Sometimes it is hard to differentiate what is fact and what is fiction related to Bob Swope. Stories abound about his athletics accomplishments. But one thing for sure…almost any sport Bob Swope attempted he was extremely successful. Much of that great athletic success came at Austin Peay.
A Nashville native who starred at East High School (the late Edgar Allen, a longtime Nashville Banner sports writer, called him the “best athlete to ever come out” of the school),Swope joined the Navy shortly after his high school graduation before attending Austin Peay via the GI Bill during the late 1940s. Initially, he played basketball, baseball and golf.
He was a 6-1 forward for the 1948-49 Governors’ Volunteer State Athletic Conference (VSAC) championship team in his first season, scoring 14 points in a key road win at East Tennessee that helped turn around the season. Later that campaign he had 10 points in the VSAC tourney-opening contest versus Lipscomb that helped propel the Govs to the title.
In the spring, he joined the golf team and helped lead them to an undefeated regular season and VSAC tourney title. He also found time to play baseball that spring.
His legend started to grow the following fall. His coach, Dave Aaron, recognizing Swope’s athletic prowess, urged him to go out for football. He acquiesced and joined the team as a running back. Although he failed to play in the season’s first three games, he debuted in the fourth against Tennessee Wesleyan. Swope rushed for scores the first three times he touched the football, the first one on a 54-yard run. He finished the season scoring 30 points (five TDs) and averaged 10 yards per carry.
On the basketball court that winter, Swope moved into the starting lineup at guard and helped lead the Govs to an 11-10 regular-season mark. For a second straight year, the Governors peaked during tourney time. They defeated Milligan in the tourney opener as Swope scored 19 points and he followed with 10 against Lincoln Memorial in the semifinal victory. The Govs then rolled 71-56 to win the VSAC tourney title for a second straight season. Swope earned all-tournament.
In Spring 1950, he led the Govs to another VSAC golf title. His basketball and former prep teammate, James “Boxhead” Stone was an outstanding golfer in his own right, but it was Swope who earned medalist honors by shooting a three-day 228 total.

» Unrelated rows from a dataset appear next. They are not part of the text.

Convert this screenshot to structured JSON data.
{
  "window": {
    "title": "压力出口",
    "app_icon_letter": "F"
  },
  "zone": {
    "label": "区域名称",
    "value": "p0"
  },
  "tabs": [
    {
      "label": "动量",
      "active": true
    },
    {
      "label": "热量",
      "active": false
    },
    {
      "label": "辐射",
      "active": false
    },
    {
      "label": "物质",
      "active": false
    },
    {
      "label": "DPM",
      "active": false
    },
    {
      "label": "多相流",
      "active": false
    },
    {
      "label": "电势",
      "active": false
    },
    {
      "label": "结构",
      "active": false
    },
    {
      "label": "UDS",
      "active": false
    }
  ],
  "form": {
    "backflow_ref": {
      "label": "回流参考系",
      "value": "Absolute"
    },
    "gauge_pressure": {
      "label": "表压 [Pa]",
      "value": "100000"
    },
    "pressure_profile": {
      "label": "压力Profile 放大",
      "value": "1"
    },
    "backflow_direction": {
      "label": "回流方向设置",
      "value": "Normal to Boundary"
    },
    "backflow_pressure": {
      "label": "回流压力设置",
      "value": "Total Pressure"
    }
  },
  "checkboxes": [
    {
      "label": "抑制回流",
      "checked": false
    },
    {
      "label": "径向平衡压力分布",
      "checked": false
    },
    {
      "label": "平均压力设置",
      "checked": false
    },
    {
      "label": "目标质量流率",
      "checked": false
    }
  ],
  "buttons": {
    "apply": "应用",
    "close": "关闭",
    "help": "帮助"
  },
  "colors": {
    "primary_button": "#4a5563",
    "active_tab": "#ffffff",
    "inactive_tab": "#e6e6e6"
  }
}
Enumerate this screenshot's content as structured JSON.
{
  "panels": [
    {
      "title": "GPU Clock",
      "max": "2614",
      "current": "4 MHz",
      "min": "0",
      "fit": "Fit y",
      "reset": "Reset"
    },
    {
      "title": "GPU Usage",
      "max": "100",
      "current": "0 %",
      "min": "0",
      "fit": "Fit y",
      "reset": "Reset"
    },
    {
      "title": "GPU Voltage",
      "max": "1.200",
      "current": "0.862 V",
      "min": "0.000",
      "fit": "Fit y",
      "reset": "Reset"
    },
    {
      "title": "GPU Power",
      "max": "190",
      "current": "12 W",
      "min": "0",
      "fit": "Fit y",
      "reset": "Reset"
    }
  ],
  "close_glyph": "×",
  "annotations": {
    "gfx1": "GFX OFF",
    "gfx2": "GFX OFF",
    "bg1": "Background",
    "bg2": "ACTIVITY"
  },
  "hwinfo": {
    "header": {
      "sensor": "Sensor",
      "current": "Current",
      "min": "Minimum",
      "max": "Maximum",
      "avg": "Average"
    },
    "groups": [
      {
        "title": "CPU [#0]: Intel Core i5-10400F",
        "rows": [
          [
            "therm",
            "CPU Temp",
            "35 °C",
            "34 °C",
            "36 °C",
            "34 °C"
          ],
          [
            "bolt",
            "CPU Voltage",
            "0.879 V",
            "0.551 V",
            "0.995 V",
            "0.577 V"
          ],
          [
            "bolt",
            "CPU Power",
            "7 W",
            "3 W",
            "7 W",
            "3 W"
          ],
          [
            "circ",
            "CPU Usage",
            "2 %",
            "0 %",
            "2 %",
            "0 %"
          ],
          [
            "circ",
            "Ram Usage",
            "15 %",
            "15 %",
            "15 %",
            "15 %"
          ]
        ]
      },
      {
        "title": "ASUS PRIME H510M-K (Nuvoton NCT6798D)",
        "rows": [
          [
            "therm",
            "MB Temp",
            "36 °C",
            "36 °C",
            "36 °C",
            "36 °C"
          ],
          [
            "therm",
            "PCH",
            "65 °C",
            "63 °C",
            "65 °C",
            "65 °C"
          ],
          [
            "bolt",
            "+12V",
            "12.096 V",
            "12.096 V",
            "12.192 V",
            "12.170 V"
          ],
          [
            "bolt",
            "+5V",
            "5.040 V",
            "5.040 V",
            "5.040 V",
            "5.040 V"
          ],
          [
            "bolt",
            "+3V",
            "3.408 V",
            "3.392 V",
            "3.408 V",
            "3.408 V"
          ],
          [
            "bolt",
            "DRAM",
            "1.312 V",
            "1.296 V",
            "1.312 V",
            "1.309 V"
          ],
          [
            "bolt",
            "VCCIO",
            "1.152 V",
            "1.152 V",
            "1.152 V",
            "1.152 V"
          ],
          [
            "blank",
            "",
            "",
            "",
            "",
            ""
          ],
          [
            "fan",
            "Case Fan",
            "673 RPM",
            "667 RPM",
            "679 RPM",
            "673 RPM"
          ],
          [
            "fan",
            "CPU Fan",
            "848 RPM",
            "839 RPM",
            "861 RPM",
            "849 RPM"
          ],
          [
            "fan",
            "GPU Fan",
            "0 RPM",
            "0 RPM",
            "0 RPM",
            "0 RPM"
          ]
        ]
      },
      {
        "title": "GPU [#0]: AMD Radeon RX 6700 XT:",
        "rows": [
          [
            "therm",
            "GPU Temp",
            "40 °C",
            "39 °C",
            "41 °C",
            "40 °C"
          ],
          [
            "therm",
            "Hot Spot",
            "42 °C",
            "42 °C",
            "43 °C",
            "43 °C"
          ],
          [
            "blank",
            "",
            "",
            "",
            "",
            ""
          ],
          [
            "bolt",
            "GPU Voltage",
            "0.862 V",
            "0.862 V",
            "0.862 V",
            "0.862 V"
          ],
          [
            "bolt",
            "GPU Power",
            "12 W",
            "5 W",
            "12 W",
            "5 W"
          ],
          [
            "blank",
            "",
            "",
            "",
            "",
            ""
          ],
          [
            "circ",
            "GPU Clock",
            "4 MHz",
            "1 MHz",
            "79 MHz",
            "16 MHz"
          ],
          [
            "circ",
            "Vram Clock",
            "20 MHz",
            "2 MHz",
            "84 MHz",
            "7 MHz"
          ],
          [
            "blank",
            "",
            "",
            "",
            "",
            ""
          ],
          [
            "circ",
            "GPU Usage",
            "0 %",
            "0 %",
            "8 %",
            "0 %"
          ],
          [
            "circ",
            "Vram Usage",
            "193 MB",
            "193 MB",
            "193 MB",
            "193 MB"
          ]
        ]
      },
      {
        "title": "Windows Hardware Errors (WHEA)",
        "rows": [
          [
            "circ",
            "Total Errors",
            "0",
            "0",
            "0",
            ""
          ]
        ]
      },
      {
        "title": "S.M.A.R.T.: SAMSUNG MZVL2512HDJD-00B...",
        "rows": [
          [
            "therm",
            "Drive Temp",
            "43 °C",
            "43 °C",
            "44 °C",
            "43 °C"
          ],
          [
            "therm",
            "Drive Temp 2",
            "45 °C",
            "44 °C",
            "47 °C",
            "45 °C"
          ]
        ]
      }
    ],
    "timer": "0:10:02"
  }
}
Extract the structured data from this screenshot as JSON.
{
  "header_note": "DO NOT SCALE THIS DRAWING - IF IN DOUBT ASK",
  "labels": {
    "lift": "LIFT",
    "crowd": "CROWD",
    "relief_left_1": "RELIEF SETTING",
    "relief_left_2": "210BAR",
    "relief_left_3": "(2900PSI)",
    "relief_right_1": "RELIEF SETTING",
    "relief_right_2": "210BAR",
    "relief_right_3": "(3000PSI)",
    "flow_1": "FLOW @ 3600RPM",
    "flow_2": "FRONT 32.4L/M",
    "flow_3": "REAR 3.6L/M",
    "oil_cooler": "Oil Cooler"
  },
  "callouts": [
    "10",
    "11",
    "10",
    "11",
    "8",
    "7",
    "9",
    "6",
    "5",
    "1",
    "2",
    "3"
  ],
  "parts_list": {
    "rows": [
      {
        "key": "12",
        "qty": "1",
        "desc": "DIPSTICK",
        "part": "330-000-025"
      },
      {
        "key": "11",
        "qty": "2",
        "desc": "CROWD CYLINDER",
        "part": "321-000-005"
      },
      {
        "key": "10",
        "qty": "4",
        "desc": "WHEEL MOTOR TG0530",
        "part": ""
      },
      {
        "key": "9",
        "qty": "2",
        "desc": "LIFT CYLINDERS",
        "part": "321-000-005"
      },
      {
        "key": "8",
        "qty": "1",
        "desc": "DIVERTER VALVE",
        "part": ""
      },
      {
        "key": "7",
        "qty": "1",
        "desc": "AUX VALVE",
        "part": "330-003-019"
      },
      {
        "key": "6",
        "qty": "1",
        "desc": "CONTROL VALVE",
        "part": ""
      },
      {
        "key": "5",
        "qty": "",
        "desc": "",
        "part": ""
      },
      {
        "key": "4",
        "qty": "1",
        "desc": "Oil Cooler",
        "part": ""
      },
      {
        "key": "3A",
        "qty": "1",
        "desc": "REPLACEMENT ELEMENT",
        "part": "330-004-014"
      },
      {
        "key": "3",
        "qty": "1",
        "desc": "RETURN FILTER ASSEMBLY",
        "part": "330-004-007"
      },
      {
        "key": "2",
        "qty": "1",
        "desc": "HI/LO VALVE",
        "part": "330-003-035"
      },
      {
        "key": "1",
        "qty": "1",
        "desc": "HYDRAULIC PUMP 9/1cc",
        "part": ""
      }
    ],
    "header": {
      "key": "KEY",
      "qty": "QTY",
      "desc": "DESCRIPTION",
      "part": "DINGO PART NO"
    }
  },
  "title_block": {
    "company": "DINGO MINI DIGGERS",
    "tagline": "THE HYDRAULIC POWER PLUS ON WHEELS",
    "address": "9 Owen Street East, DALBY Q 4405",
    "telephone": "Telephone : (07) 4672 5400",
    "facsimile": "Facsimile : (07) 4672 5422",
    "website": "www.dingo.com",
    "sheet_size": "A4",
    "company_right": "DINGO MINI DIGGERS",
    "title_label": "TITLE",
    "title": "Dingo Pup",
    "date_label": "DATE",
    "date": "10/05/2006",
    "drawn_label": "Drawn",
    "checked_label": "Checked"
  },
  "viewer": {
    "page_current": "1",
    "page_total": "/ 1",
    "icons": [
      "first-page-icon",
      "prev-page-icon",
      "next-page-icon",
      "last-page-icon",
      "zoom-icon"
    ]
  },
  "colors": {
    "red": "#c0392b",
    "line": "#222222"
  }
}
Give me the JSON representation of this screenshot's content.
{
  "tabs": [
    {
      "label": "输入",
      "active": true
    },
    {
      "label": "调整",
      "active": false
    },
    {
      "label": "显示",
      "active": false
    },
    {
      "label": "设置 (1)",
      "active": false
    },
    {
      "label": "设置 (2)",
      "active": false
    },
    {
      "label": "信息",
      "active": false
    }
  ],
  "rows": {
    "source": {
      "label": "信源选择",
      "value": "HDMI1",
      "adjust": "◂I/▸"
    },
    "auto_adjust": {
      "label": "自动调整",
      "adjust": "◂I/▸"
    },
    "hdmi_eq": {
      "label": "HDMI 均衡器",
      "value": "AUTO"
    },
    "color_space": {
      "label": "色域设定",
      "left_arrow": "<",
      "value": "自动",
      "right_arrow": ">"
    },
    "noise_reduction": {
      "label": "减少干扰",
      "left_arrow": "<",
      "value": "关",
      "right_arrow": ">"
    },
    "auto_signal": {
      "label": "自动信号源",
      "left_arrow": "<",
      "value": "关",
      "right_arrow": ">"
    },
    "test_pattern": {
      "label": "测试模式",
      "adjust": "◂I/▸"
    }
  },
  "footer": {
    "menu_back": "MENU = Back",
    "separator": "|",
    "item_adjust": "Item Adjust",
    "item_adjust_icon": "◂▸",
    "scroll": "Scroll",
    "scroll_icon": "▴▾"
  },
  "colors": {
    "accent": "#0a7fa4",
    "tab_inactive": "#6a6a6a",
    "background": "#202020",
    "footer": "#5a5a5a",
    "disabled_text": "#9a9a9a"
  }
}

In Fall 1950, Swope returned to the football team as a starting running back. He finished with 153 yards on just 14 carries, scoring three times. But his season was derailed by a knee injury. However, he recovered enough to return to the basketball court to serve as Governors captain, leading them to a 13-12 record. After falling into the losers’ bracket in the VSAC tourney, he scored 23 points against Milligan in his second to last Governors game. He was the only Gov to earn All-VSAC tourney—the second straight year he earned such distinction.
As good as Swope was in the respective sports, golf was considered his finest. In fact, he began caddying at Shelby Park when he was just nine-years-old. He won the historic SchoolDays 1942 Golf Tournament at age 15. In addition to leading Austin Peay to a pair of VSAC titles, he had a career individual 75.2 scoring average, with a 1950 single-season low 72.8 average. He had low rounds of 67 and 68 in 1950 and 69 in 1949. In 1950, Swope elected to play in the Nashville Open, the precursor to the Capitol City Open. Using borrowed clubs of Brandon Buhler, he won the title.
Later he moved to Winter Haven, Fla., working in car sales but also teaching and playing golf. In fact, golf resulted in him befriending Yankee great Mickey Mantle and convinced Mantle (after his retirement from the Yankees) to come to Nashville twice to participate in the Music City USA Pro-Celebrity Golf Tournament in 1974-75.
Swope died, August 31, 1994, at the age of 69, doing what he loved, giving a golf lesson.